Mengutip laporan keuangan yang dipublikasikan, GIAA mencatatkan arus kas bersih dari aktivitas operasi sebesar US$162,27 juta per 31 Maret 2025.
Jumlah ini meningkat dibandingkan periode yang sama tahun lalu yang tercatat sebesar US$86,72 juta.
Di sisi lain, posisi kas dan setara kas Garuda Indonesia hingga akhir kuartal I/2025 tercatat sebesar US$223,76 juta.
Secara total, Garuda Indonesia memiliki total aset sebesar US$6,45 miliar, dengan total liabilitas sebesar US$7,88 miliar.
Baca Juga
Garuda Indonesia melaporkan total aset lancar sebesar US$576,20 juta dan total liabilitas jangka pendek sebesar US$1,25 miliar. GIAA mencatat total defisit ekuitas sebesar US$1,43 miliar.

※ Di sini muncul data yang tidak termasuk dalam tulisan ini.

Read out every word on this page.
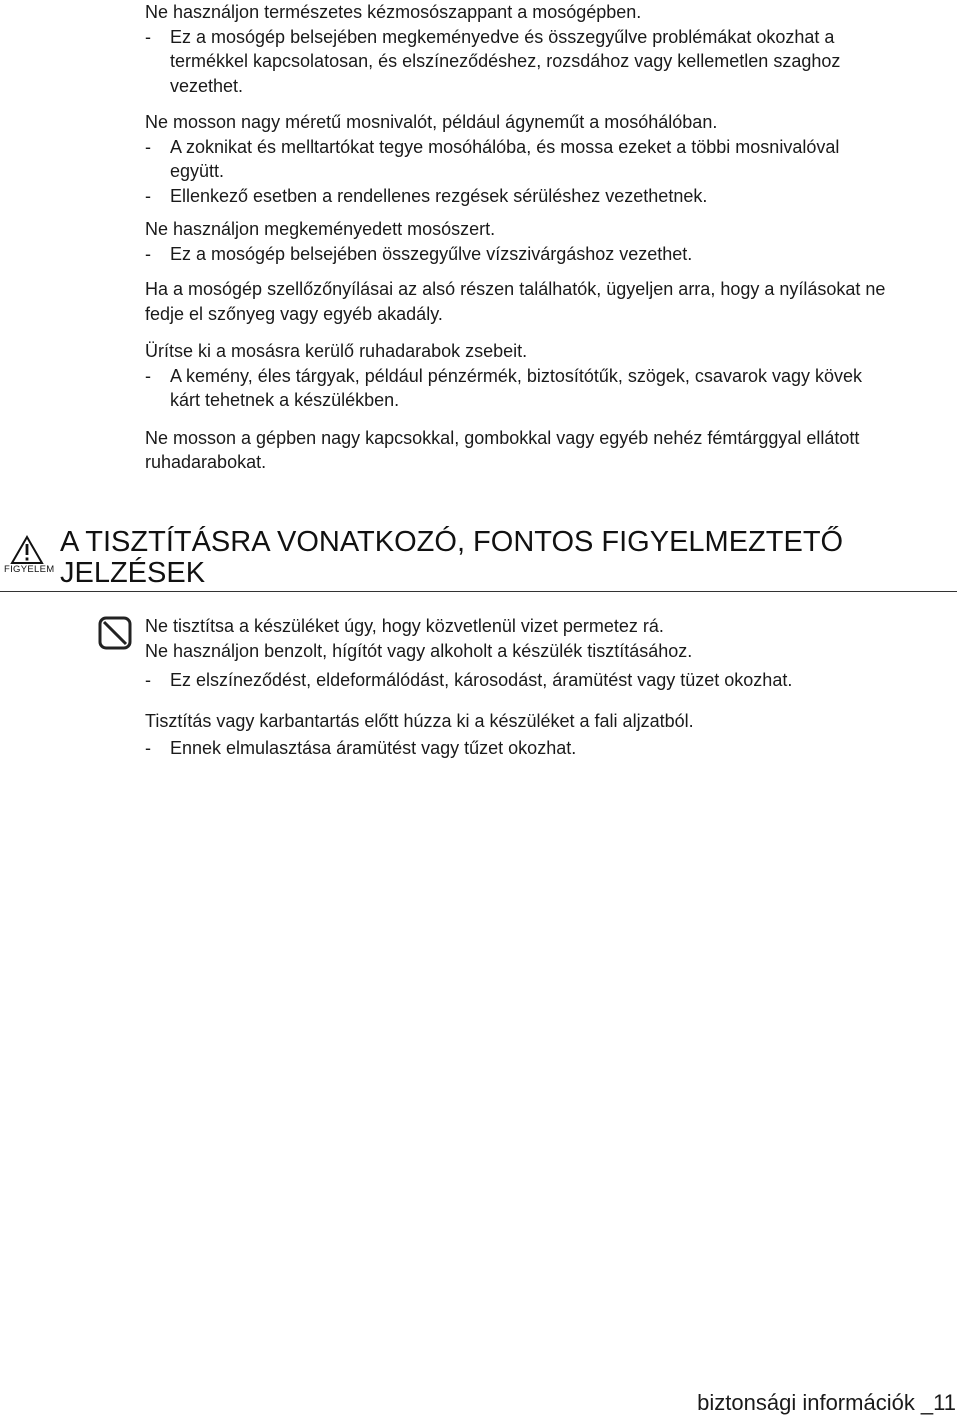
Ne használjon természetes kézmosószappant a mosógépben.
- Ez a mosógép belsejében megkeményedve és összegyűlve problémákat okozhat a
termékkel kapcsolatosan, és elszíneződéshez, rozsdához vagy kellemetlen szaghoz
vezethet.
Ne mosson nagy méretű mosnivalót, például ágyneműt a mosóhálóban.
- A zoknikat és melltartókat tegye mosóhálóba, és mossa ezeket a többi mosnivalóval
együtt.
- Ellenkező esetben a rendellenes rezgések sérüléshez vezethetnek.
Ne használjon megkeményedett mosószert.
- Ez a mosógép belsejében összegyűlve vízszivárgáshoz vezethet.
Ha a mosógép szellőzőnyílásai az alsó részen találhatók, ügyeljen arra, hogy a nyílásokat ne
fedje el szőnyeg vagy egyéb akadály.
Ürítse ki a mosásra kerülő ruhadarabok zsebeit.
- A kemény, éles tárgyak, például pénzérmék, biztosítótűk, szögek, csavarok vagy kövek
kárt tehetnek a készülékben.
Ne mosson a gépben nagy kapcsokkal, gombokkal vagy egyéb nehéz fémtárggyal ellátott
ruhadarabokat.
FIGYELEM
A TISZTÍTÁSRA VONATKOZÓ, FONTOS FIGYELMEZTETŐ
JELZÉSEK
Ne tisztítsa a készüléket úgy, hogy közvetlenül vizet permetez rá.
Ne használjon benzolt, hígítót vagy alkoholt a készülék tisztításához.
- Ez elszíneződést, eldeformálódást, károsodást, áramütést vagy tüzet okozhat.
Tisztítás vagy karbantartás előtt húzza ki a készüléket a fali aljzatból.
- Ennek elmulasztása áramütést vagy tűzet okozhat.
biztonsági információk _11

Dari sisi pendapatan, Garuda Indonesia membukukan pendapatan usaha sebesar US$723,56 juta pada kuartal I/2025, meningkat 1,63% dibandingkan periode yang sama tahun sebelumnya. Namun, rugi bersih masih tercatat sebesar US$76,48 juta, lebih kecil dari rugi bersih US$87,03 juta pada kuartal I/2024.

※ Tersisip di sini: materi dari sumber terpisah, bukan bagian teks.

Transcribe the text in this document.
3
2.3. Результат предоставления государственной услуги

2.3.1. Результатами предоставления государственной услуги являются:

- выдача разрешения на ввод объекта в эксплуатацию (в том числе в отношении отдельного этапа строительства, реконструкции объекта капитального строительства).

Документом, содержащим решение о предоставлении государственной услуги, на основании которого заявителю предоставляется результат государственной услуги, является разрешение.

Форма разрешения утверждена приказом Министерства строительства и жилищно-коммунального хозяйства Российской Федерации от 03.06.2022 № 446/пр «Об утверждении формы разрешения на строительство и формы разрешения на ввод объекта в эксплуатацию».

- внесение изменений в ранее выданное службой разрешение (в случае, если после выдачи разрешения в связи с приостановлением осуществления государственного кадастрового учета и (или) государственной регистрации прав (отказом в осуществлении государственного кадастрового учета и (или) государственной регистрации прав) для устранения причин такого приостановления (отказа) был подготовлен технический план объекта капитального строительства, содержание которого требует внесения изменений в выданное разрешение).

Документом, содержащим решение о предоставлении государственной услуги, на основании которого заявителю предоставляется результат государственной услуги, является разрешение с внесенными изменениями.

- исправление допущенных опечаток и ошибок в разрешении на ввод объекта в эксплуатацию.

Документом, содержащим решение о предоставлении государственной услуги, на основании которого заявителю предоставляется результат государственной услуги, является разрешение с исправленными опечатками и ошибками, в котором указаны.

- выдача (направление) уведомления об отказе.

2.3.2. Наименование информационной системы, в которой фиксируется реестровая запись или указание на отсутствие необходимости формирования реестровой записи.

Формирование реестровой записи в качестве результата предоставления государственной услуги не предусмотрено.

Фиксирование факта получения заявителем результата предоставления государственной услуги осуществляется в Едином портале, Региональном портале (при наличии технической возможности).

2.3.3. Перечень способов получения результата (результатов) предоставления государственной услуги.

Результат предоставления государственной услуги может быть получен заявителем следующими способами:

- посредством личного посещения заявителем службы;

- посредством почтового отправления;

Sebelumnya, Direktur Niaga Garuda Indonesia Ade R. Susardi mengatakan pihaknya tentu akan melakukan penjajakan penambahan pesawat salah satunya jika memang ada potensi mengakuisisi pesawat Boeing ‘buangan’ China.
“Kalau ada [barang dan potensi] kita pasti langsung [beli]. Penjajakan semua,” kata Ade di Gedung DPR, Rabu (7/5/2025).
Adapun Garuda Indonesia sendiri menargetkan akan mengoperasikan setidaknya 100 pesawat hingga akhir tahun.
Direktur Utama Garuda Indonesia Wamildan Tsani mengatakan pihaknya memproyeksikan sampai dengan akhir tahun 2025 akan memiliki kekuatan alat produksi hingga mencapai 100 armada. Meski demikian kondisi rupiah yang saat ini melemah terhadap dolar AS juga akan menjadi perhatian.